A video from the plant verified by Reuters had earlier shown one building aflame, and a volley of incoming shells, before a large incandescent ball lit up the sky, exploding beside a car park and sending smoke billowing across the compound.
The prospect that fighting could cause a potential nuclear disaster had set world financial markets tumbling.
Russia’s grip on a plant that provides more than a fifth of Ukraine’s electricity was a big development after eight days of war in which other Russian advances have been stalled by fierce resistance.
US Energy Secretary Jennifer Granholm and other Western officials said there was no indication of elevated radiation levels.
“Europeans, please wake up. Tell your politicians – Russian troops are shooting at a nuclear power plant in Ukraine,” Ukrainian President Volodymyr Zelenskiy said in a video address. In another address, he called on Russians to protest.
Thousands of people are believed to have been killed or wounded and more than 1 million refugees have fled Ukraine since Feb. 24, when Russian President Vladimir Putin launched the biggest attack on a European state since World War Two.
Russian forces advancing from three directions have besieged Ukrainian cities, pounding them with artillery and air strikes. Moscow says its aim is to disarm its neighbor and capture leaders it calls neo-Nazis. Ukraine and its Western allies call that a baseless pretext for a war to conquer the country of 44 million people.
Russia had already captured the defunct Chernobyl plant north of Kyiv, which spewed radioactive waste over much of Europe when it melted down in 1986. The Zaporizhzhia plant is a different and safer type.
FIGHTING RAGES, SANCTIONS MOUNT
In Russia itself, where Putin’s main opponents have largely been jailed or driven into exile, the war has been accompanied by a further crackdown on dissent. Authorities have banned reports that refer to the “special military operation” as a “war” or “invasion.” Anti-war demonstrations have been squelched with thousands of arrests.
On Friday, the authorities shut down foreign broadcasters including the BBC, Voice of America and Deutsche Welle. Independent Russian broadcasters, TV Dozhd (Rain) and Ekho Moskvy radio, were shuttered on Thursday. The lower house of parliament introduced legislation on Friday to impose jail terms on people for spreading “fake” reports about the military.
Russia has been subjected to economic isolation never before visited on such a large economy, although a big exception has been carved out for its oil and gas exports. Ireland’s foreign minister, Simon Coveney, said more EU sanctions were coming.
“I suspect all Russian-flagged ships will be banned from entering EU ports. I also suspect that we’ll be banning other imports like steel, timber, aluminum and possibly coal as well,” Coveney told Irish national broadcaster RTE.
Only one Ukrainian city, the southern port of Kherson, has fallen to Russian forces since the invasion began on Feb. 24.
Local authorities in the shipbuilding city of Mykolayiv told residents not to panic and Zelensky’s military adviser, Oleksiy Arestovych, said the Russian advance there had been halted.
“We can feel cautious optimism about the future prospects of the enemy offensive – I think that it will be stopped in other areas also,” he said
Loud explosions could be heard in Kyiv on Friday morning and an air raid siren blared.
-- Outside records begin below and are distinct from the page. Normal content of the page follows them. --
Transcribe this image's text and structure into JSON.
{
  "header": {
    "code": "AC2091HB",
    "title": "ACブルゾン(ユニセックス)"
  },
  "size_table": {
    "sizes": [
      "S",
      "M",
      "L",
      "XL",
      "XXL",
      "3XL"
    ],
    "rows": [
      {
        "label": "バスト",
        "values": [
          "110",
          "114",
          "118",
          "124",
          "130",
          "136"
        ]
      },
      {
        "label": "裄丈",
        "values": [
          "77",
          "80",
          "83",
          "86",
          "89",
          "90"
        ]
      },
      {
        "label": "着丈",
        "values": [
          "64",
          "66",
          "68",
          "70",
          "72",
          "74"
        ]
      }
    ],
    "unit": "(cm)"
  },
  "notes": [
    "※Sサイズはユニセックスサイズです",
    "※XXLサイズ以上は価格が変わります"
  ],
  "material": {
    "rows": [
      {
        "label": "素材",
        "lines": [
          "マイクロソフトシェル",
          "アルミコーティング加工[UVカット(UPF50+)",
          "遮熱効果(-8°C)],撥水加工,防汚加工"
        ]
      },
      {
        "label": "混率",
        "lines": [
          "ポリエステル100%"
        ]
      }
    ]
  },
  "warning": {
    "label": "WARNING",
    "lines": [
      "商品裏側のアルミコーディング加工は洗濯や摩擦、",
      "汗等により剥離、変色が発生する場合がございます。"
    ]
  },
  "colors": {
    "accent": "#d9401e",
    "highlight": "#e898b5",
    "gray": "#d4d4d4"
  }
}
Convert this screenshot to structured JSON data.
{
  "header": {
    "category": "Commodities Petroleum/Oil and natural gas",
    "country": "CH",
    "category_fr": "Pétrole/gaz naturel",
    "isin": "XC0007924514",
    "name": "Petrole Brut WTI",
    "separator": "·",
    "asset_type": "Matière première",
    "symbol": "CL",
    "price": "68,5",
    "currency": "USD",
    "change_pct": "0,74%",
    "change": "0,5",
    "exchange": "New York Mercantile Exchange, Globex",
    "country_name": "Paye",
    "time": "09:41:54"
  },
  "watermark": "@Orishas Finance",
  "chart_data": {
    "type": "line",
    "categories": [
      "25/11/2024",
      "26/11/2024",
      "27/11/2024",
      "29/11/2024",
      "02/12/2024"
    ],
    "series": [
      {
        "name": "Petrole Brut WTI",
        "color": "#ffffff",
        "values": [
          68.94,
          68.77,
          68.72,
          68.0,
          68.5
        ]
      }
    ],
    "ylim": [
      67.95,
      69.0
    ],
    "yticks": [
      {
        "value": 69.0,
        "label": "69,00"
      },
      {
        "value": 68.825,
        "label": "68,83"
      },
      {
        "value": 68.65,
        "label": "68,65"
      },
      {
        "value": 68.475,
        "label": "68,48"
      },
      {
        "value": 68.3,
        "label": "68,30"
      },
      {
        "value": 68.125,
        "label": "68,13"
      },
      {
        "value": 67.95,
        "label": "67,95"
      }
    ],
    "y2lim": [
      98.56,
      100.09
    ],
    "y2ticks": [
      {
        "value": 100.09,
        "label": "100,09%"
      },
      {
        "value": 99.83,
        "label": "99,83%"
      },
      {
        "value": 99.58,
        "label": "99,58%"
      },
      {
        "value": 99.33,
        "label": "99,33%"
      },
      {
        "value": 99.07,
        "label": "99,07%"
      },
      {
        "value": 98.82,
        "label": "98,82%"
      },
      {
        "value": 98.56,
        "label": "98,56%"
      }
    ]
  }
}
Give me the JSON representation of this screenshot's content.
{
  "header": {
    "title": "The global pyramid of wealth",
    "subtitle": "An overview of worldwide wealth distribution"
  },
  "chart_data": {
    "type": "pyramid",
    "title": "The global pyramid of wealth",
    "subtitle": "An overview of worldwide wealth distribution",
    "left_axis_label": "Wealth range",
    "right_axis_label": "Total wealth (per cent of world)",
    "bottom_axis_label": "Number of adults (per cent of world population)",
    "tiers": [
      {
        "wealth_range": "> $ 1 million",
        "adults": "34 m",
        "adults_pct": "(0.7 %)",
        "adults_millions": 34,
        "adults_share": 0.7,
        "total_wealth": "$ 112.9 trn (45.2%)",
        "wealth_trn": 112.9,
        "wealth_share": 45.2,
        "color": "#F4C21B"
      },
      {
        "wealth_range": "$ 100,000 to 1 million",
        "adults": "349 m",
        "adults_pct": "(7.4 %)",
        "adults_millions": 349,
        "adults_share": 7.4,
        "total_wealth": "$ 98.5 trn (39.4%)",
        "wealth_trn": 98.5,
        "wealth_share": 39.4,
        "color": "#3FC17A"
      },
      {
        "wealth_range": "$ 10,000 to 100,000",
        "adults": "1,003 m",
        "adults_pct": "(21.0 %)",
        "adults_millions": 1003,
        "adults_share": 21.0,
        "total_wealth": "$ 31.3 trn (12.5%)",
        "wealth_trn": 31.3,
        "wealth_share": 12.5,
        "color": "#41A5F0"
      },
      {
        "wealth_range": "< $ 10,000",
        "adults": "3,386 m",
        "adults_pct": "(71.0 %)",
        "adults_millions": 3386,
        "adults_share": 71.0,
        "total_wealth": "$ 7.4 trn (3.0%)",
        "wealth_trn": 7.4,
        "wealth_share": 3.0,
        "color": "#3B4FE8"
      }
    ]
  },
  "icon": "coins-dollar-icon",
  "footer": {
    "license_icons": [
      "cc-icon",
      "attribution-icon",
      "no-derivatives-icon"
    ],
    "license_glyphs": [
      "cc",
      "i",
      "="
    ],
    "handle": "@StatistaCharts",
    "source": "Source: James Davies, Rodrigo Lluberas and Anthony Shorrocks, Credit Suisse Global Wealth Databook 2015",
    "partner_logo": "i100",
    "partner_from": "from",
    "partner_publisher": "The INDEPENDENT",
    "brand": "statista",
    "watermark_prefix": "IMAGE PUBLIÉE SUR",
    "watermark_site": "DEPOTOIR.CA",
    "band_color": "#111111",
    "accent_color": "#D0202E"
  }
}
The southeastern port city of Mariupol has been encircled and subjected to intense strikes, Britain said in an intelligence update.
In the northeast, along another major axis of the Russian attack, the cities of Kharkiv and Chernihiv have been under bombardment since the start of the invasion which worsened sharply this week, but defenders are holding out.
Kyiv, the capital of 3 million people, has been shelled but has so far been spared a major assault, with Russia’s main attack force stalled for days in a miles-long convoy on a highway to the north. In Washington, a US defense official said Russians were still 16 miles from Kyiv city center.
On Thursday, Russia and Ukraine negotiators agreed at peace talks on the need for humanitarian corridors to help civilians escape and to deliver medicines and food to areas of fighting.